Another presidential Rombac 1-11, used by Ion Iliescu, who assumed power after communism fell in 1989, will go up for auction on the same day with the same starting price.
“They’re considered jewels of the Romanian aeronautic industry,” Alina Panico, the public relations manager at the Artmark auction house, told The Associated Press.
Due to the two planes’ “extreme rarity and significance for the technical history of Romania,” they were added this year to the “treasure” category of Romania’s mobile cultural heritage. By law, they can’t leave the country and whoever owns them must maintain them.
“They’re practically little museums. They could bring a lot of tourists … even people from all over the world,” Panico said.
Although made under a license from the British Aircraft Corp., it was considered a significant achievement at the time for the Ceausescu regime, which had planned to produce around 80 of the planes. Only nine were ever built.
Romania was the first communist state, after the Soviet Union and before China, to produce a passenger jet.

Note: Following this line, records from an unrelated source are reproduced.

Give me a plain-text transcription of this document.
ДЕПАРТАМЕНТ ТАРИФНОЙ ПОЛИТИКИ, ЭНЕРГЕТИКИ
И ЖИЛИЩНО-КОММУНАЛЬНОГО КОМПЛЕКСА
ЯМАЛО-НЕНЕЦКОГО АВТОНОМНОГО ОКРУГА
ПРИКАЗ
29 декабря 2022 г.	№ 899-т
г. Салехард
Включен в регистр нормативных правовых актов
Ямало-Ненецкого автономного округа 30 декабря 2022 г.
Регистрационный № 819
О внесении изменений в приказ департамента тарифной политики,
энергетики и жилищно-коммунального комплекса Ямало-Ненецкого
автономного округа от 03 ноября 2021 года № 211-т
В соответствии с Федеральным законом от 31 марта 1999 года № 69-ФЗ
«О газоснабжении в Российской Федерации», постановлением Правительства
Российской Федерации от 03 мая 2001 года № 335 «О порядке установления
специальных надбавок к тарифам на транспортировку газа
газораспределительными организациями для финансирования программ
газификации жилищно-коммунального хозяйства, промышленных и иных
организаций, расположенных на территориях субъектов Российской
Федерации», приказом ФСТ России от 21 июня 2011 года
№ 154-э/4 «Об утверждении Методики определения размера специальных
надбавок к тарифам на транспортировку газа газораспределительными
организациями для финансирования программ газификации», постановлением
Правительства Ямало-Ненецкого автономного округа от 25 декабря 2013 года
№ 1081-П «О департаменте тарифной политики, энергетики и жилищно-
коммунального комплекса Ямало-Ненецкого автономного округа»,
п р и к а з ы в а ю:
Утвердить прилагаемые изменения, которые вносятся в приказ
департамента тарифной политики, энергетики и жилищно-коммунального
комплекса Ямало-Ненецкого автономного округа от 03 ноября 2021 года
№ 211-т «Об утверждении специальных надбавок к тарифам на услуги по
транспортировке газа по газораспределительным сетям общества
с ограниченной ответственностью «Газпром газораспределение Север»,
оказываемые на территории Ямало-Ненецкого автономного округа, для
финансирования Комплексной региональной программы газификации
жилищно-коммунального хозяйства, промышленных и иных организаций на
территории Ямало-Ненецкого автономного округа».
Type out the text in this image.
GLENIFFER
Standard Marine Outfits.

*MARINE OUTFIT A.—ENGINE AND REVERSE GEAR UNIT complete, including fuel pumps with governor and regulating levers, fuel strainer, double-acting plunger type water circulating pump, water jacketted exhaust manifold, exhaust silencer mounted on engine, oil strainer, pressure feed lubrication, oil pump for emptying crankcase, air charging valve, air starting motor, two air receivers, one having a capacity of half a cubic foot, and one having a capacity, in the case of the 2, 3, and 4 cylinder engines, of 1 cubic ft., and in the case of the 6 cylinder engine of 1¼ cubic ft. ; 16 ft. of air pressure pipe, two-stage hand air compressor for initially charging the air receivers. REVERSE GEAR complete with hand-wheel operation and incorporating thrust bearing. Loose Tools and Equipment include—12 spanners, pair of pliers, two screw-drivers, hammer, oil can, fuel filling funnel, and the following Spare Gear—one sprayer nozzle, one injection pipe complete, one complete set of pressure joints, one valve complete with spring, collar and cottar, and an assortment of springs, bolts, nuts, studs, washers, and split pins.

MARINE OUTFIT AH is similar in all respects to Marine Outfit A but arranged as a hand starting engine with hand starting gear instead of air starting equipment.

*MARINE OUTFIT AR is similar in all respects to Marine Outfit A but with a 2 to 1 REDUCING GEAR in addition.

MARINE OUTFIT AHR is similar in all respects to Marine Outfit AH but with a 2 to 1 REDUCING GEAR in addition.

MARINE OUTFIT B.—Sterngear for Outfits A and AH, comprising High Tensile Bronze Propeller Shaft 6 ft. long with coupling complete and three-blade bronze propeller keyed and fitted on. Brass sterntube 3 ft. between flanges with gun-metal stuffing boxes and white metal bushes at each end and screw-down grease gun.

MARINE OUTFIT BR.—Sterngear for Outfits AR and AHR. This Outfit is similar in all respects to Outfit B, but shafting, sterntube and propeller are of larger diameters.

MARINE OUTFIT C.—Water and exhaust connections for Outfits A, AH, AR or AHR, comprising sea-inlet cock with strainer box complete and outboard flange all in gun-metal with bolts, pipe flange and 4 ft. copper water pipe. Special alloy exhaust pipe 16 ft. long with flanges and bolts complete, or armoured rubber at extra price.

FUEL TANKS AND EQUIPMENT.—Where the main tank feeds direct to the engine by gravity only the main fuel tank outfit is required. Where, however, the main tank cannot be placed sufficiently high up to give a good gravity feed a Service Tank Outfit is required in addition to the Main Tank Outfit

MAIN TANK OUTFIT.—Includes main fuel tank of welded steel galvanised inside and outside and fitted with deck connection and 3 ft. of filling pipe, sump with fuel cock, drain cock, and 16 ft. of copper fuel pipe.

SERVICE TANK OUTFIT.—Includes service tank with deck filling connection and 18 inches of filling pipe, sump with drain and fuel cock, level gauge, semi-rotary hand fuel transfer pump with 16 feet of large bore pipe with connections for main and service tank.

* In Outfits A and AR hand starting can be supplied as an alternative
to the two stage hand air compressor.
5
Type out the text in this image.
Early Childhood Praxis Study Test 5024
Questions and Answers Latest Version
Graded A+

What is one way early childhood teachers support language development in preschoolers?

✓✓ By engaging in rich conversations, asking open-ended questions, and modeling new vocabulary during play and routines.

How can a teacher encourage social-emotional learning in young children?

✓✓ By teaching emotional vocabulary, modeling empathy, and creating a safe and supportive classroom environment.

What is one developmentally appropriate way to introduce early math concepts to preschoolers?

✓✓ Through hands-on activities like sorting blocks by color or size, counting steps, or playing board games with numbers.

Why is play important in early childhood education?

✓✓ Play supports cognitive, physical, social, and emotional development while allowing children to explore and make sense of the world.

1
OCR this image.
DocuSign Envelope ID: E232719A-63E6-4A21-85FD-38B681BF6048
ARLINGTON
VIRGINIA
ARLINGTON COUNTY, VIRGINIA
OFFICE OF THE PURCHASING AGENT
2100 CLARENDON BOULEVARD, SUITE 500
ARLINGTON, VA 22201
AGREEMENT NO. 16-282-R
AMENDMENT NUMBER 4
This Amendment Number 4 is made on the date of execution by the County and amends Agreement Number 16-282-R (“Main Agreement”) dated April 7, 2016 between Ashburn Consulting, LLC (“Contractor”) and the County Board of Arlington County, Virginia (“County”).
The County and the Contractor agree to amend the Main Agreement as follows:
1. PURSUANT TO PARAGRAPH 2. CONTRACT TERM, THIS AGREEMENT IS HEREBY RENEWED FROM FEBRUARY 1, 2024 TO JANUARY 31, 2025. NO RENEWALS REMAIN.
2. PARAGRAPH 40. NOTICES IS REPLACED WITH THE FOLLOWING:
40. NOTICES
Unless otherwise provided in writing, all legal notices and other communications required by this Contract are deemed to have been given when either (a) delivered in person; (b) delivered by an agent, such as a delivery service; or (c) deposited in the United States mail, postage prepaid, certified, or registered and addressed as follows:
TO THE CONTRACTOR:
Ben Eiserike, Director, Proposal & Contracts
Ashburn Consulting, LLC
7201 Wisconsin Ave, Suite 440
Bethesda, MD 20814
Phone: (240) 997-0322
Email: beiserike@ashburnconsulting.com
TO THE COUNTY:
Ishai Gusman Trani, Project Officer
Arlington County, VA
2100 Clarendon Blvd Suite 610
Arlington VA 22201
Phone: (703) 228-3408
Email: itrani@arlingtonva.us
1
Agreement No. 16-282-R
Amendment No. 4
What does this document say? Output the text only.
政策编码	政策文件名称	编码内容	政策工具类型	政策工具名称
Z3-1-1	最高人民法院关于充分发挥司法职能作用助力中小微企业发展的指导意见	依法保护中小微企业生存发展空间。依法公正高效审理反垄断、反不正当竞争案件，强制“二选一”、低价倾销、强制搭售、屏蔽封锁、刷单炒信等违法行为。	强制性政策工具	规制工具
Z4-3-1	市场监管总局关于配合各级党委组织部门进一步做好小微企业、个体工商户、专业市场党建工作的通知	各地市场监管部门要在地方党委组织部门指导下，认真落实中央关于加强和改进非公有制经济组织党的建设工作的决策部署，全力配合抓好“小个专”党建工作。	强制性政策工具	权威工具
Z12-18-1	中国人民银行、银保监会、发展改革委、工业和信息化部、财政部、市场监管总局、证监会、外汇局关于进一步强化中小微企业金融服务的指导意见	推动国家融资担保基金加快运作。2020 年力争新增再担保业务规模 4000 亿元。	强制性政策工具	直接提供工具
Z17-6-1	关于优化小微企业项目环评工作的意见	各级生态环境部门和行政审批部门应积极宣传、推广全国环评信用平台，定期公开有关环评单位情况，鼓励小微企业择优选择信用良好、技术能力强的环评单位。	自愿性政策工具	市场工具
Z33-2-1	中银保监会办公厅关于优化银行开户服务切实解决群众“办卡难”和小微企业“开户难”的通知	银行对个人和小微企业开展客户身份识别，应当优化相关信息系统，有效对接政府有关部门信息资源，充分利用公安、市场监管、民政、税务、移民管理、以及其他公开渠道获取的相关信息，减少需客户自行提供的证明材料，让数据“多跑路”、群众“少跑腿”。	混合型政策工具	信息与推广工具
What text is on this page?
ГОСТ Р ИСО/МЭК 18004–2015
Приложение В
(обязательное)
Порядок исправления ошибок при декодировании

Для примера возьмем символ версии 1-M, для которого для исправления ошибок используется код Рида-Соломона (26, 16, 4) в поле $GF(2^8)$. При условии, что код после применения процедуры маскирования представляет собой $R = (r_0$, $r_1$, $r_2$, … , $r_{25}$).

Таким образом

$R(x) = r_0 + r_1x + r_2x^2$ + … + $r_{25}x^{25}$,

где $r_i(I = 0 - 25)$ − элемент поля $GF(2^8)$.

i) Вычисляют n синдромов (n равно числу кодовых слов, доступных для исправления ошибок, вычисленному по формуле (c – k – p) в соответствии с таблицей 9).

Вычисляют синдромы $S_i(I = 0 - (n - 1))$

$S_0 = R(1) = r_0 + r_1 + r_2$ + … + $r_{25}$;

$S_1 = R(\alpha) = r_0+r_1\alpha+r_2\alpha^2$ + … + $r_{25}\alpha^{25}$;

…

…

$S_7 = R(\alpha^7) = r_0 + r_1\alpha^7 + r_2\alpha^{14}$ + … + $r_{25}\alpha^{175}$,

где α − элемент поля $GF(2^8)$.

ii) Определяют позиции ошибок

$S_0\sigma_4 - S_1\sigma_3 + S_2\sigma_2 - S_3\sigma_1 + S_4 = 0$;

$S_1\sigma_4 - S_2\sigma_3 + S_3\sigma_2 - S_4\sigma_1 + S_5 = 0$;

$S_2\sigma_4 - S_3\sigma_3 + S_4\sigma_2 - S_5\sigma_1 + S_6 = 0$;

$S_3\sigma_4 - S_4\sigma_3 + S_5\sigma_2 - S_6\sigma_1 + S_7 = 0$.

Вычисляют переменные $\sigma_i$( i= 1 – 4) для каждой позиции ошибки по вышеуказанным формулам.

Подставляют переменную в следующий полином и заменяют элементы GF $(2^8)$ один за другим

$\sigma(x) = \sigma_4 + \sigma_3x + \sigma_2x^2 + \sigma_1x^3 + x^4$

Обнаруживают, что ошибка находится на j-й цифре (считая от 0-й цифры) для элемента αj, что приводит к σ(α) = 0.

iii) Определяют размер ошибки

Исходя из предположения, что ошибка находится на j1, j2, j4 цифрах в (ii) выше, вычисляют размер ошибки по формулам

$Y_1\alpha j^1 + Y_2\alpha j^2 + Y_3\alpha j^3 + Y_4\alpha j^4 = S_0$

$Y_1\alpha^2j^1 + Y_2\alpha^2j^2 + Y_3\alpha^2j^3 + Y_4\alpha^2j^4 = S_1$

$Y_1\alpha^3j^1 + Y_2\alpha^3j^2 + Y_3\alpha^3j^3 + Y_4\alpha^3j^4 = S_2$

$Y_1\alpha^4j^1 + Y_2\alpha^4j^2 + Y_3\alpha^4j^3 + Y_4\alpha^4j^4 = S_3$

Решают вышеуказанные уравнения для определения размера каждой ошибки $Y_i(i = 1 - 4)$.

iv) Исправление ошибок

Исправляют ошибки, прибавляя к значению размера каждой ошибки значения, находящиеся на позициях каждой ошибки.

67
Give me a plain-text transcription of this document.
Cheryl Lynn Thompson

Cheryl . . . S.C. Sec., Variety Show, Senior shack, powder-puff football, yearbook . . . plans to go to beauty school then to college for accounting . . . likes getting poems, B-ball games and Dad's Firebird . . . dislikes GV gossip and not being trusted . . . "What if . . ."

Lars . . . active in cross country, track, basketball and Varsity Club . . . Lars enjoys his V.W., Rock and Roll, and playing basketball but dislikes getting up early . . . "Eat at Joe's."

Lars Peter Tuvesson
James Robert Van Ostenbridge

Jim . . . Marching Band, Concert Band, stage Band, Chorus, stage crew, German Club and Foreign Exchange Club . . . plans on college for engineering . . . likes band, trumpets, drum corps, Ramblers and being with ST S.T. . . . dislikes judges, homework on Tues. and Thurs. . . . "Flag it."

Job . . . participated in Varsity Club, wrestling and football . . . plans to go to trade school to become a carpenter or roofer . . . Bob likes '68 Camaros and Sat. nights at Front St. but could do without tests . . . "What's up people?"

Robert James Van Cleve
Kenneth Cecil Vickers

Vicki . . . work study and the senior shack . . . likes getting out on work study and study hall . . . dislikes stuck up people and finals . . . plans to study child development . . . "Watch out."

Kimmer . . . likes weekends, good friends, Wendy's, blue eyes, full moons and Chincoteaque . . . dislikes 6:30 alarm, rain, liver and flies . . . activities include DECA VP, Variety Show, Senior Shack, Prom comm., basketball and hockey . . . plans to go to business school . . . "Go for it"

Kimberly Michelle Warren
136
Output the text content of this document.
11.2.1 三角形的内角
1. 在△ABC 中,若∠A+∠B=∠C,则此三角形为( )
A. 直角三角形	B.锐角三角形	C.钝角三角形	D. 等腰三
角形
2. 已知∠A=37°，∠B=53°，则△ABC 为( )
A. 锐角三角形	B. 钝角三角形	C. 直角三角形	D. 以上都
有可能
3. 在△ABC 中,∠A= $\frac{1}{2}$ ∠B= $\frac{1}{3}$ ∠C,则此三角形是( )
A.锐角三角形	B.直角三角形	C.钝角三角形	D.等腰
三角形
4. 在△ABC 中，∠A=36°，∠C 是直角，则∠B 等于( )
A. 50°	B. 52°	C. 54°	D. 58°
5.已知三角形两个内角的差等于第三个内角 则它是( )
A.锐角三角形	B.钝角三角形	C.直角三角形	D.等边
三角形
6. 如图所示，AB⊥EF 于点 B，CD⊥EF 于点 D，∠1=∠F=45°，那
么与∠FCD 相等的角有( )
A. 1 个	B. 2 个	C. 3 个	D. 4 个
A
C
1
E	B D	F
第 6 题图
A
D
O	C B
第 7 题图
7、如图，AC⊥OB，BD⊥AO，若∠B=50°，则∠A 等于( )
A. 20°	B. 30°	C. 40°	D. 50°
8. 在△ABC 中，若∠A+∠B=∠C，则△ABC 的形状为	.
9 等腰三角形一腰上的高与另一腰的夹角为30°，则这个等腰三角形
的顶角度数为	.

The first Rombac was inaugurated in January 1983 on a flight from Bucharest to the western city of Timisoara. The first international flight was two months later to London.
Ceausescu came to power in 1965 and he ruled the country with an iron fist until a 1989 uprising against Romania’s communist regime. Ceausescu and his wife Elena were executed on Christmas Day 1989 after a summary trial.